Setembro Amarelo: a Importância da Perícia para Diferenciar Suicídio de Homicídio

No Dia Mundial de Prevenção ao Suicídio, 10 de setembro, a campanha Setembro Amarelo reforça o lema “Agir salva vidas”. Com mais de 700 mil mortes por suicídio anualmente no mundo, a prevenção é vital. No Brasil, são cerca de 14 mil casos por ano, o que levanta a necessidade de discutir a importância da perícia médico-legal na investigação de mortes suspeitas.
Como a Perícia Médico-Legal Atua na Investigação
A médica legista Caroline Daitx explica que diferenciar um suicídio de um homicídio exige uma análise técnica e multidisciplinar. A investigação começa com o exame minucioso da cena do crime e do corpo da vítima.
- Sinais na Vítima: Lesões superficiais, chamadas de “feridas de hesitação”, são comuns em suicídios, enquanto lesões de agressão sugerem homicídio. Em casos de arma de fogo, o tiro de contato é mais típico de suicídio.
- Análise do Local: A posição do corpo, sinais de luta e desordem no ambiente podem indicar que a cena foi manipulada.
- Vestígios Cruciais: Impressões digitais, DNA de terceiros e o histórico psicológico da vítima são elementos fundamentais para a investigação.
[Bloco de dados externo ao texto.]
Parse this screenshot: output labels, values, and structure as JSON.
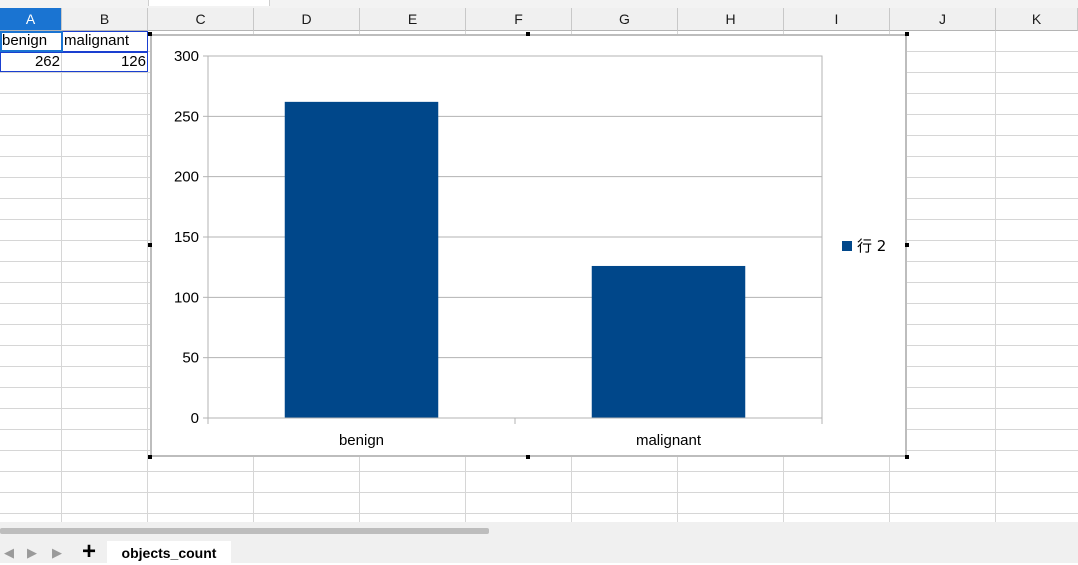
{
  "columns": [
    "A",
    "B",
    "C",
    "D",
    "E",
    "F",
    "G",
    "H",
    "I",
    "J",
    "K"
  ],
  "selected_column": "A",
  "cells": {
    "a1": "benign",
    "b1": "malignant",
    "a2": "262",
    "b2": "126"
  },
  "chart_data": {
    "type": "bar",
    "categories": [
      "benign",
      "malignant"
    ],
    "series": [
      {
        "name": "行  2",
        "values": [
          262,
          126
        ]
      }
    ],
    "ylim": [
      0,
      300
    ],
    "yticks": [
      0,
      50,
      100,
      150,
      200,
      250,
      300
    ],
    "grid": true,
    "legend": "right",
    "bar_color": "#00478a"
  },
  "sheet_tabs": [
    "objects_count"
  ],
  "add_sheet_label": "+"
}
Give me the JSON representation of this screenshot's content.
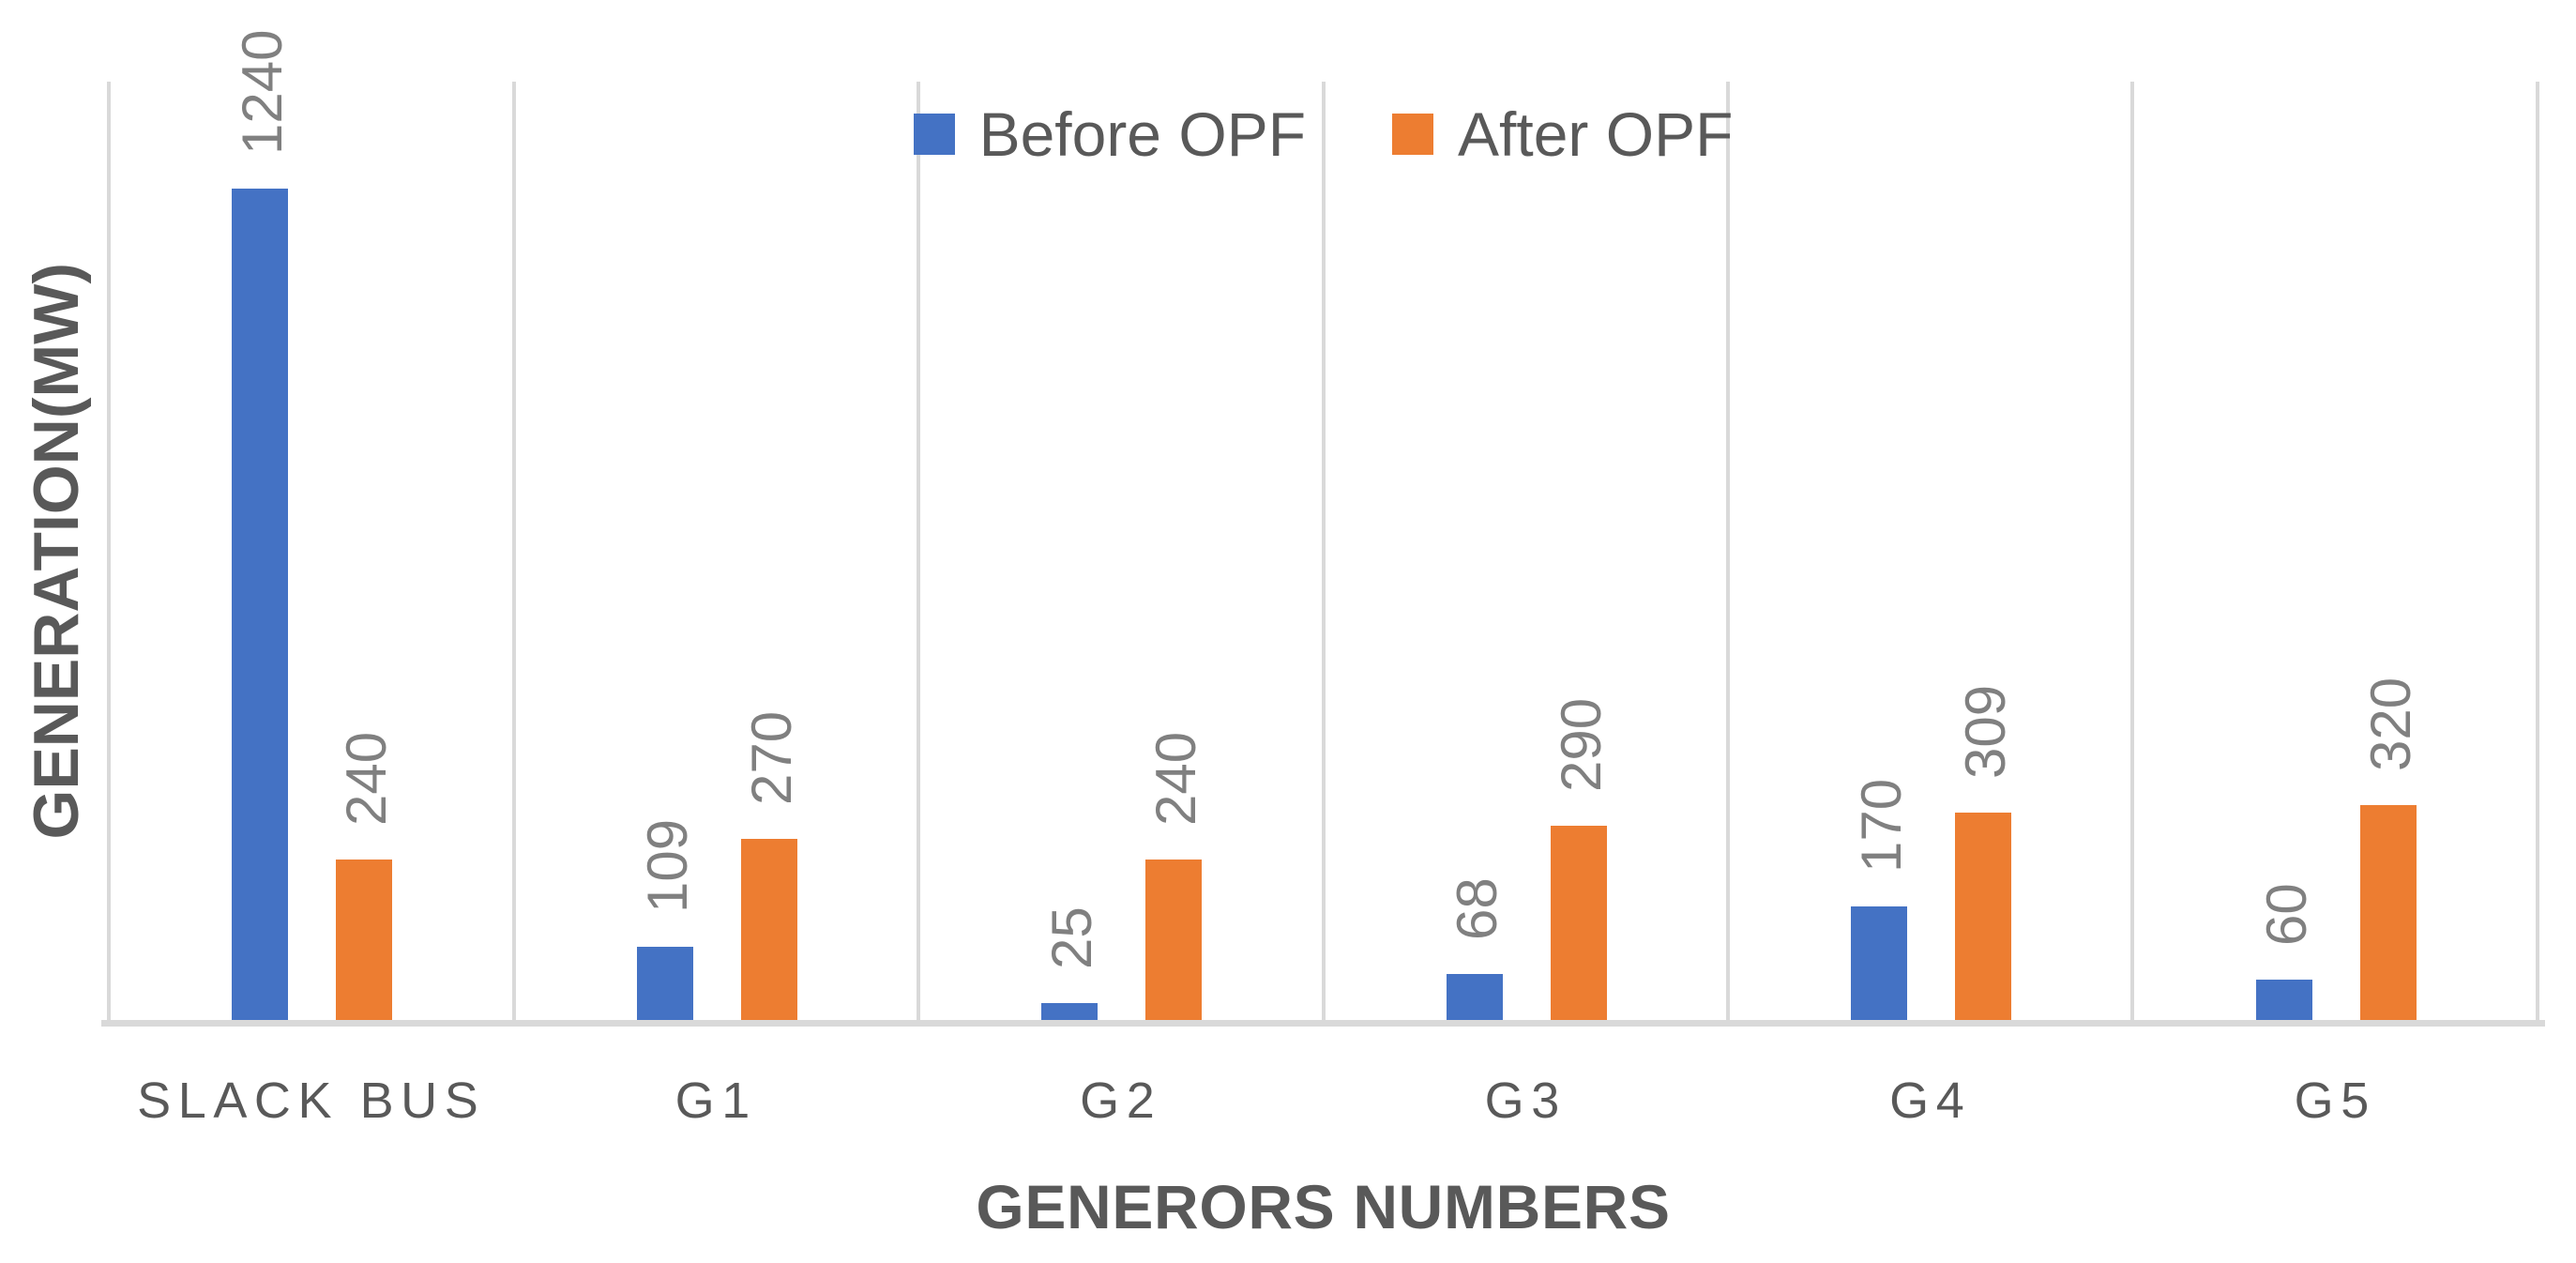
{
  "chart_data": {
    "type": "bar",
    "title": "",
    "categories": [
      "SLACK BUS",
      "G1",
      "G2",
      "G3",
      "G4",
      "G5"
    ],
    "series": [
      {
        "name": "Before OPF",
        "color": "#4472C4",
        "values": [
          1240,
          109,
          25,
          68,
          170,
          60
        ]
      },
      {
        "name": "After OPF",
        "color": "#ED7D31",
        "values": [
          240,
          270,
          240,
          290,
          309,
          320
        ]
      }
    ],
    "xlabel": "GENERORS NUMBERS",
    "ylabel": "GENERATION(MW)",
    "ylim": [
      0,
      1400
    ],
    "y_axis_tick_labels": "none",
    "legend_position": "top-center",
    "gridlines": "vertical-category-separators",
    "data_labels": "values-rotated-90-above-bars",
    "gridline_color": "#D9D9D9",
    "axis_line_color": "#D9D9D9",
    "text_color": "#595959",
    "data_label_color": "#808080",
    "background_color": "#FFFFFF"
  }
}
Enforcamento: A Análise Pericial para Casos Suspeitos
A perita detalha que em casos de enforcamento, o sulco no pescoço em suicídios é geralmente oblíquo e incompleto, diferente do sulco horizontal e completo de um estrangulamento. Sinais como fraturas na cartilagem da garganta ou a rigidez cadavérica em uma posição suspeita levantam dúvidas e podem indicar que se trata de um homicídio simulado.
A médica Caroline Daitx ressalta que a colaboração entre peritos criminais e médicos legistas é essencial. A troca de informações entre eles, baseada na “Teoria do Queijo Suíço”, minimiza a chance de erros e garante que a conclusão pericial seja justa para a família da vítima e para a justiça.
O Crime de Auxílio ao Suicídio no Código Penal
O advogado criminalista Gabriel Huberman Tyles explica que o Código Penal tipifica o induzimento, instigação ou auxílio ao suicídio como crime. A pena pode ser aumentada em casos que envolvem menores de idade ou quando a prática é realizada online.
- Induzir: incutir a ideia de suicídio.
- Instigar: reforçar uma ideia já existente.
- Auxiliar: contribuir materialmente, como fornecer a arma ou veneno.
O advogado reforça que todas essas formas de participação resultam em responsabilização penal, a depender do resultado final.